Court sides with school in Hansen case
ROCHESTER--The United States District Court for Western New York filed court papers Monday, July 15 in the case between Kristina Hansen (plaintiff) and the Watkins Glen Central School District including former Superintendent Tom Phillips (defendants).
The defendants asked for a summary judgment in the case and it was granted by the court. Summary judgments are issued in cases where the court feels relevant factual issues have already been tried and a decision can be made without a trial. Chief Judge Frank P. Geraci Jr. presided.
This case was brought after several interactions and subsequent arrests of Hansen after visits at Watkins Glen school facilities.

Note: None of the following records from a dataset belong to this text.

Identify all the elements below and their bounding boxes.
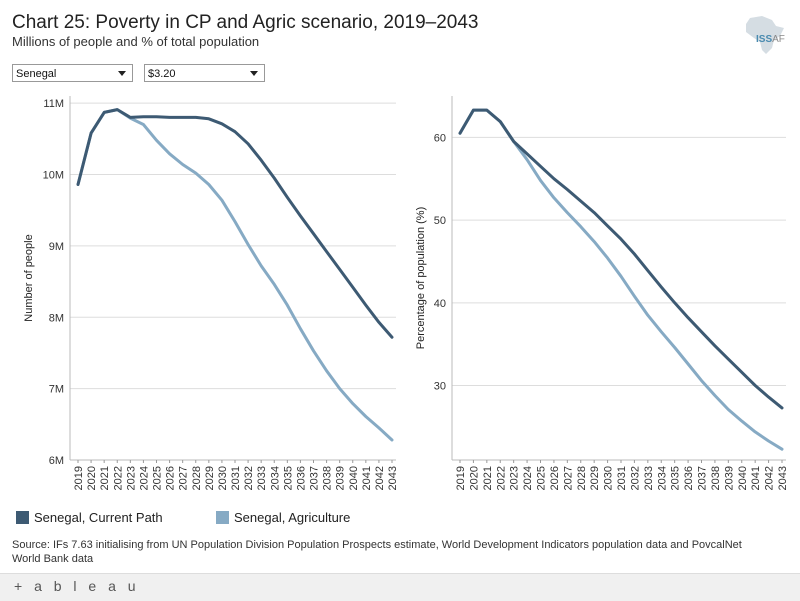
- country-dropdown[interactable]: Senegal: [12, 64, 133, 82]
- x-tick-label: 2025: [536, 466, 548, 490]
- tableau-brand[interactable]: + a b l e a u: [14, 578, 140, 594]
- x-tick-label: 2019: [73, 466, 85, 490]
- y-tick-label: 40: [434, 298, 446, 310]
- x-tick-label: 2029: [204, 466, 216, 490]
- x-tick-label: 2021: [99, 466, 111, 490]
- x-tick-label: 2036: [683, 466, 695, 490]
- chart-subtitle: Millions of people and % of total popula…: [12, 34, 260, 49]
- legend-label-current-path: Senegal, Current Path: [34, 510, 163, 525]
- legend-label-agriculture: Senegal, Agriculture: [234, 510, 351, 525]
- x-tick-label: 2035: [282, 466, 294, 490]
- y-tick-label: 11M: [43, 98, 64, 110]
- series-line-agriculture: [458, 108, 784, 451]
- series-line-current-path: [458, 108, 784, 410]
- x-tick-label: 2042: [764, 466, 776, 490]
- x-tick-label: 2037: [309, 466, 321, 490]
- x-tick-label: 2029: [589, 466, 601, 490]
- x-tick-label: 2028: [576, 466, 588, 490]
- x-tick-label: 2026: [549, 466, 561, 490]
- iss-logo: ISSAF: [756, 34, 785, 45]
- logo-main-text: ISS: [756, 34, 773, 45]
- y-axis-title: Number of people: [23, 234, 35, 321]
- x-tick-label: 2028: [191, 466, 203, 490]
- x-tick-label: 2019: [455, 466, 467, 490]
- y-axis-title: Percentage of population (%): [415, 207, 427, 349]
- legend-swatch-current-path: [16, 511, 29, 524]
- x-tick-label: 2036: [295, 466, 307, 490]
- y-tick-label: 10M: [43, 170, 64, 182]
- x-tick-label: 2034: [269, 466, 281, 490]
- x-tick-label: 2032: [629, 466, 641, 490]
- tableau-logo-text: + a b l e a u: [14, 578, 140, 594]
- x-tick-label: 2040: [348, 466, 360, 490]
- x-tick-label: 2027: [178, 466, 190, 490]
- x-tick-label: 2042: [374, 466, 386, 490]
- threshold-dropdown-value: $3.20: [148, 68, 176, 80]
- y-tick-label: 9M: [49, 241, 64, 253]
- chevron-down-icon: [250, 71, 258, 76]
- x-tick-label: 2031: [616, 466, 628, 490]
- x-tick-label: 2033: [643, 466, 655, 490]
- y-tick-label: 30: [434, 381, 446, 393]
- threshold-dropdown[interactable]: $3.20: [144, 64, 265, 82]
- legend-swatch-agriculture: [216, 511, 229, 524]
- chart-percentage-of-population: 30 40 50 60 2019 2020 2021 2022 2023 2024 2025 2026…: [415, 96, 789, 490]
- x-tick-label: 2022: [112, 466, 124, 490]
- x-tick-label: 2038: [710, 466, 722, 490]
- africa-map-icon: [746, 16, 784, 54]
- x-tick-label: 2023: [125, 466, 137, 490]
- y-tick-label: 50: [434, 215, 446, 227]
- x-tick-label: 2026: [165, 466, 177, 490]
- x-tick-label: 2024: [522, 466, 534, 490]
- x-tick-label: 2035: [670, 466, 682, 490]
- x-tick-label: 2039: [723, 466, 735, 490]
- x-tick-label: 2032: [243, 466, 255, 490]
- logo-sub-text: AF: [772, 34, 785, 45]
- x-tick-label: 2037: [697, 466, 709, 490]
- x-tick-label: 2040: [737, 466, 749, 490]
- x-tick-label: 2034: [656, 466, 668, 490]
- x-tick-label: 2038: [322, 466, 334, 490]
- y-tick-label: 6M: [49, 455, 64, 467]
- y-tick-label: 8M: [49, 312, 64, 324]
- x-tick-label: 2022: [495, 466, 507, 490]
- x-tick-label: 2023: [509, 466, 521, 490]
- x-tick-label: 2021: [482, 466, 494, 490]
- x-tick-label: 2031: [230, 466, 242, 490]
- chart-title: Chart 25: Poverty in CP and Agric scenar…: [12, 12, 479, 33]
- x-tick-label: 2030: [217, 466, 229, 490]
- x-tick-label: 2033: [256, 466, 268, 490]
- x-tick-label: 2039: [335, 466, 347, 490]
- x-tick-label: 2025: [152, 466, 164, 490]
- x-tick-label: 2027: [562, 466, 574, 490]
- x-tick-label: 2043: [387, 466, 399, 490]
- x-tick-label: 2020: [86, 466, 98, 490]
- x-tick-label: 2043: [777, 466, 789, 490]
- x-tick-label: 2030: [603, 466, 615, 490]
- x-tick-label: 2020: [468, 466, 480, 490]
- x-tick-label: 2024: [138, 466, 150, 490]
- y-tick-label: 60: [434, 132, 446, 144]
- series-line-current-path: [76, 108, 394, 339]
- source-note: Source: IFs 7.63 initialising from UN Po…: [12, 539, 742, 562]
- tableau-footer: + a b l e a u: [0, 573, 800, 601]
- chevron-down-icon: [118, 71, 126, 76]
- y-tick-label: 7M: [49, 384, 64, 396]
- country-dropdown-value: Senegal: [16, 68, 57, 80]
- x-tick-label: 2041: [361, 466, 373, 490]
- x-tick-label: 2041: [750, 466, 762, 490]
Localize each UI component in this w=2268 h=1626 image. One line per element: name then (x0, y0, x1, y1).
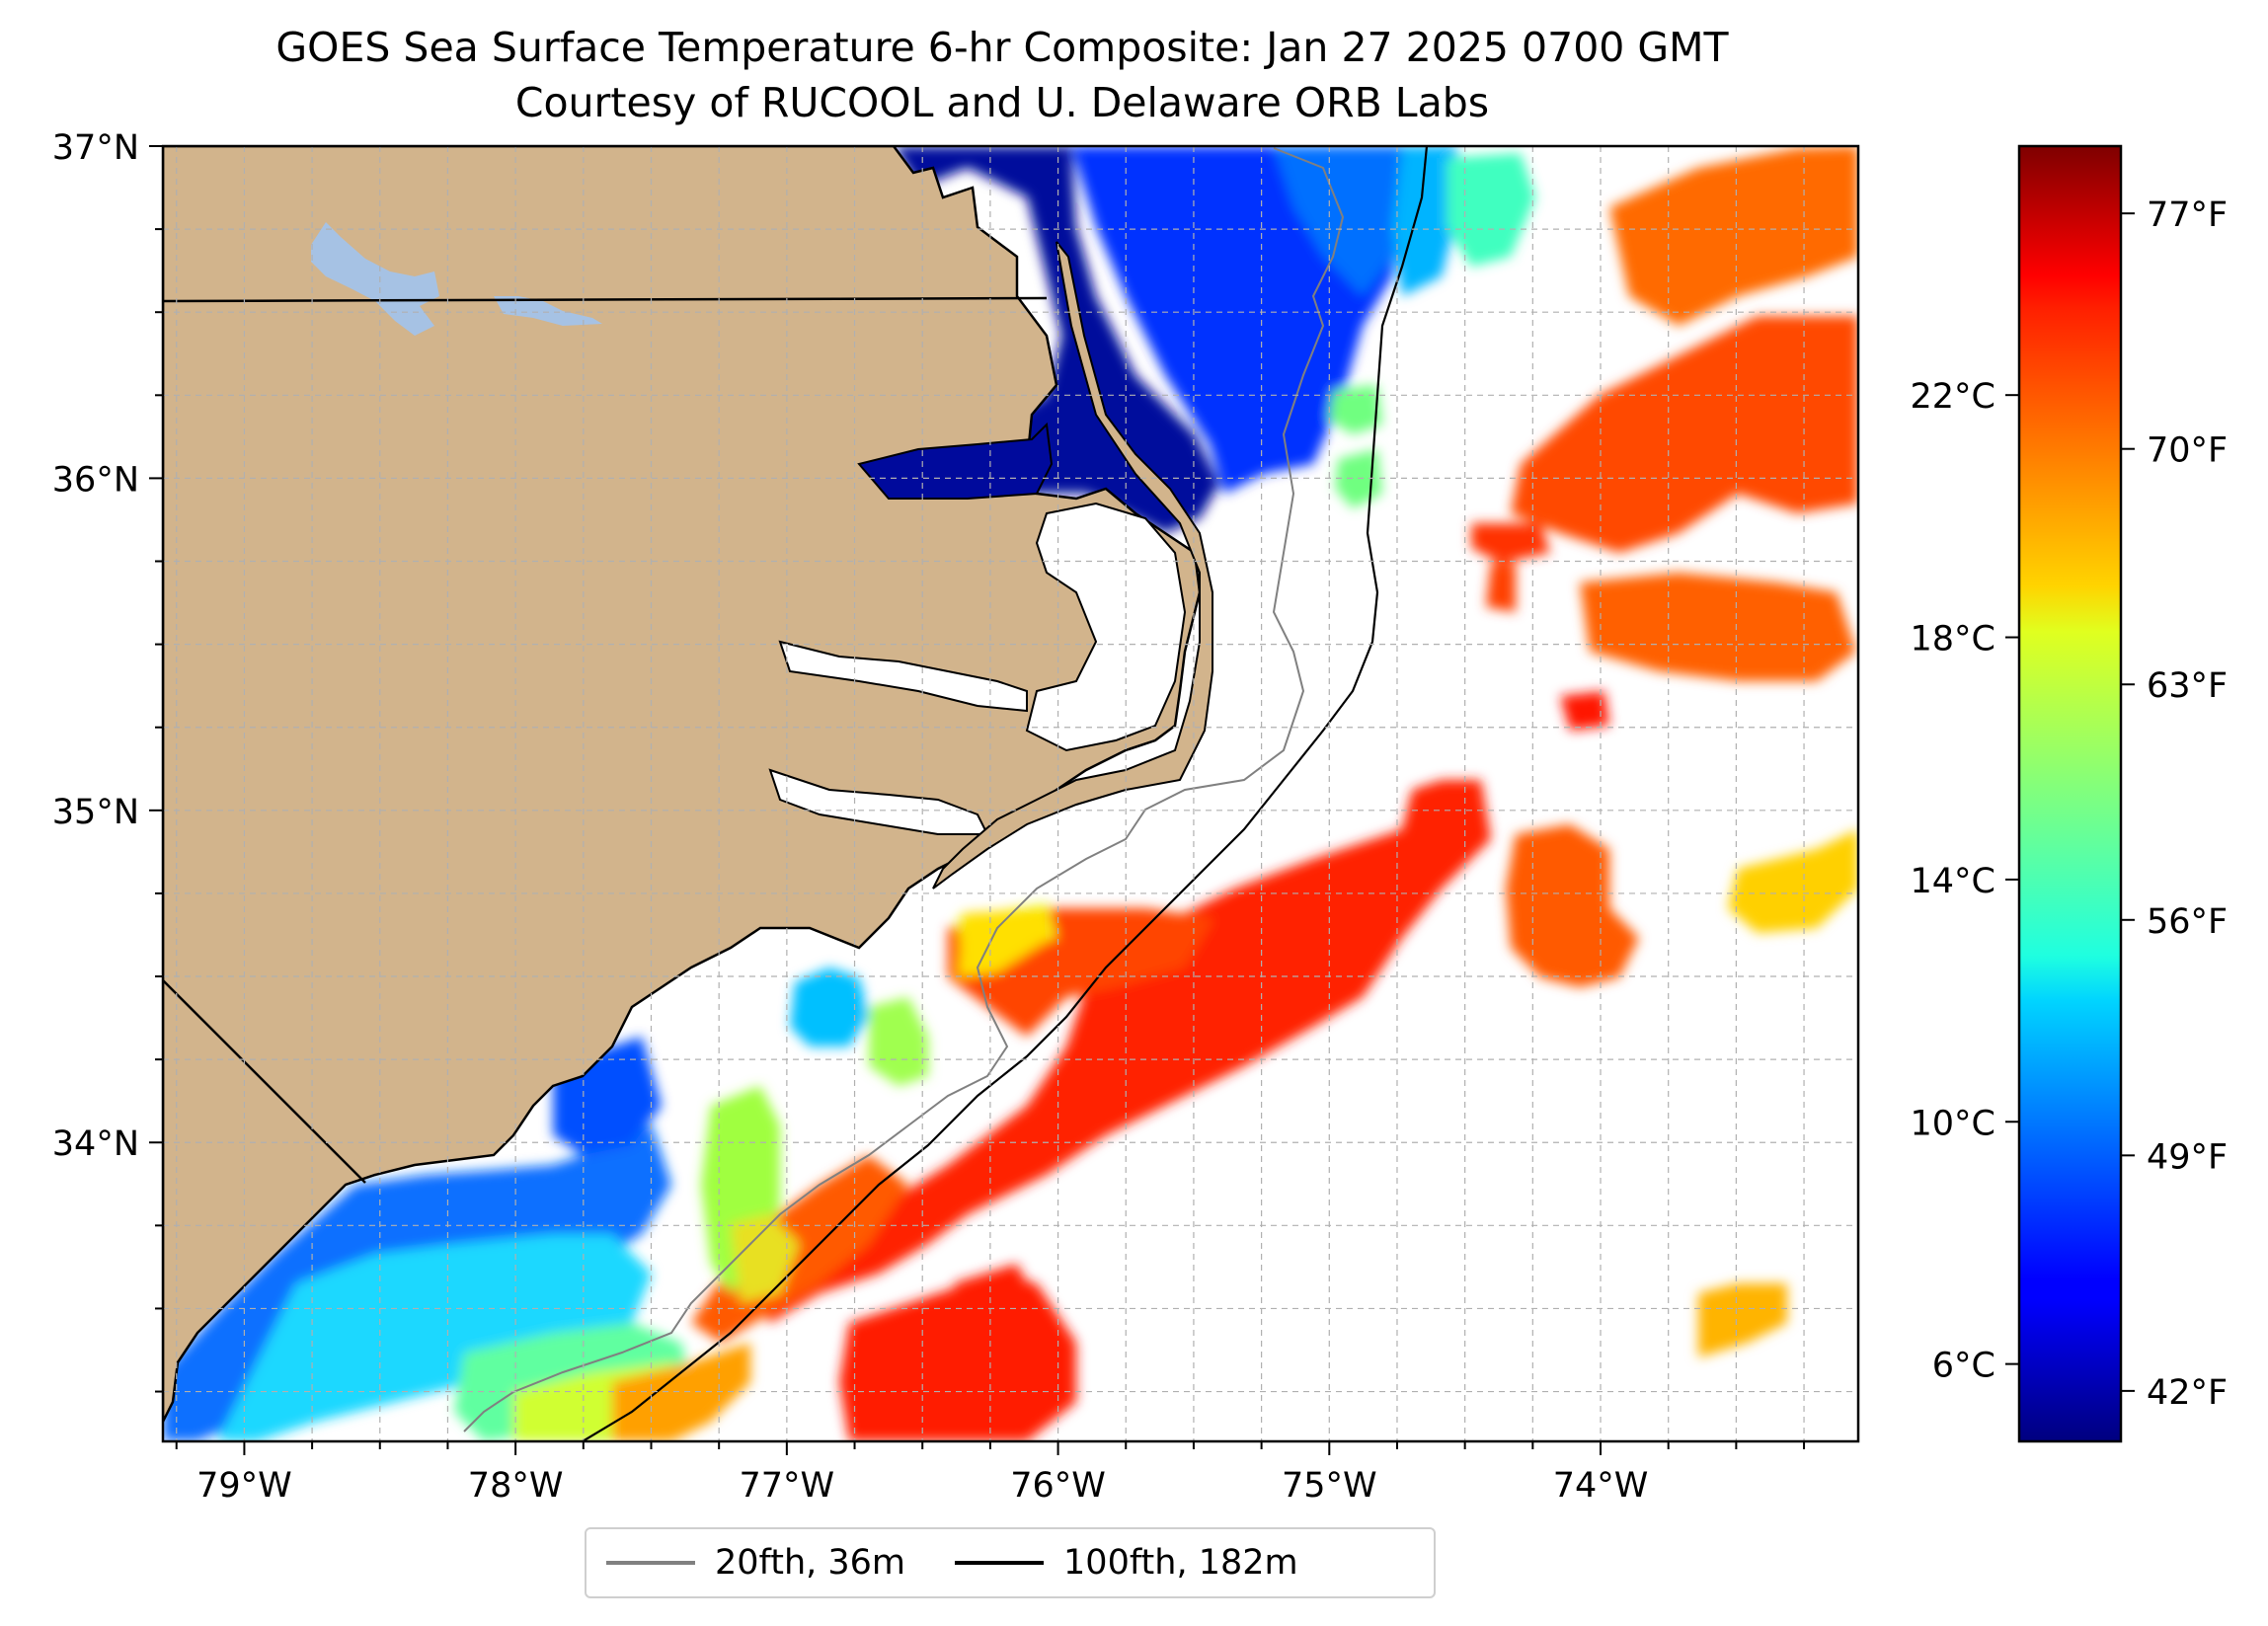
sst-patch-east-yellow (1728, 829, 1858, 933)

In March of 2016, Hansen attended a board of education meeting and heard there would be a budget presentation during a Superintendents' Day on Friday, March 11. Students were not in the building that day, however, the staff was present. To gain access to the school March 11, Hansen waited by the entrance until board members passed through the locked doors and "closely" followed them, according to court papers. Phillips denied Hansen access to the meeting because of confidential staffing issues being discussed and told Hansen to leave. She did not, and Watkins Glen police officers escorted her off the property. The superintendent later sent a letter to Hansen requiring her to get his permission before coming to the school.
By email, she objected, and Phillips responded by reinforcing the terms by which she could visit the school.
Hansen was allowed to attend a parent/teacher conference March 17 after seeking permission, but sent an email March 21 saying she intended to come to the scheduled board meeting without seeking prior permission. When she arrived Phillips told her to leave based on not asking for permission. She refused and was arrested and charged with criminal trespass. Hansen again came to the school May 4 for a tennis match without superintendent approval and was asked to leave, refused, and was arrested again.
The Watkins Glen court found the order against Hansen to be "unlawful" and dismissed charges from both the March 21 and May 4 arrests. The court said the banishment order was an "overreaction to a relatively benign infraction of school rules by a citizen who reasonably believed she had a right to attend the open session of a meeting attended by a quorum of the Board of Education..." The court also said the March 11 meeting should have been open to the public based on the state open meetings law.
Hansen sued the school district and Phillips for a First Amendment violation, 14th Amendment violation, a First Amendment retaliation and a Monell claim which relates to a policy or custom causing a deprivation of rights.
On each issue, the United States court found in favor of the school district or Phillips.
On the first cause of action, they found "reasonable superintendents could disagree about whether Phillips's restriction violated Hansen's First Amendment right" and "a reasonable superintendent would not have understood that the permission requirement violated Hansen's due process rights."
Concerning the second cause of action about retaliation, the court pointed to "imprecise" language by Phillips in his two written communications to Hansen and cited precedent saying public officials are "entitled to qualified immunity [when] their decision was reasonable, even if mistaken."
The court rejected the third cause of action because it found "the practice or custom she asserts [the superintendent enforcing the visitor policy] did not directly cause the constitutional violation she alleges. The practice relates only to who may enforce the Visitors' Policy, not how that policy is enforced nor the terms of the policy itself."
Attorney Jacob McNamara of Schlather, Stumbar, Parks & Salk, LLP the law firm who represented Hansen, issued an emailed statement to the REVIEW&EXPRESS about the decision.
"We are looking closely at the court's decision and Ms. Hansen is likely to appeal it. The court never recognized the issue of whether Ms. Hansen's First Amendment rights were violated. The focus of this case was not only the original restriction that Superintendent Phillips issued to Ms. Hansen--it was that the Superintendent issued a second, broader, more threatening restriction to Ms. Hansen when she complained about his actions to the board of education. This second restriction constitutes retaliation and reflected an issue that needed a jury's assessment. But rather than sending this case to a jury, the court took a material dispute between Ms. Hansen and Superintendent Phillips and, as a matter of law, sided with the superintendent's version of the facts. The court's decision to side with the superintendent's account about a material dispute is, most notably, why the court is in error and why this error should be redressed on appeal."
McNamara said by phone an appeal could take 18 months to be heard.
Phillips sent an email stating, "I am pleased that the federal court granted summary judgment dismissal on all accusations.
"Thank you to the school attorneys, the insurance company and their attorney and the school board for ensuring the integrity of the district and the financial interests of our community."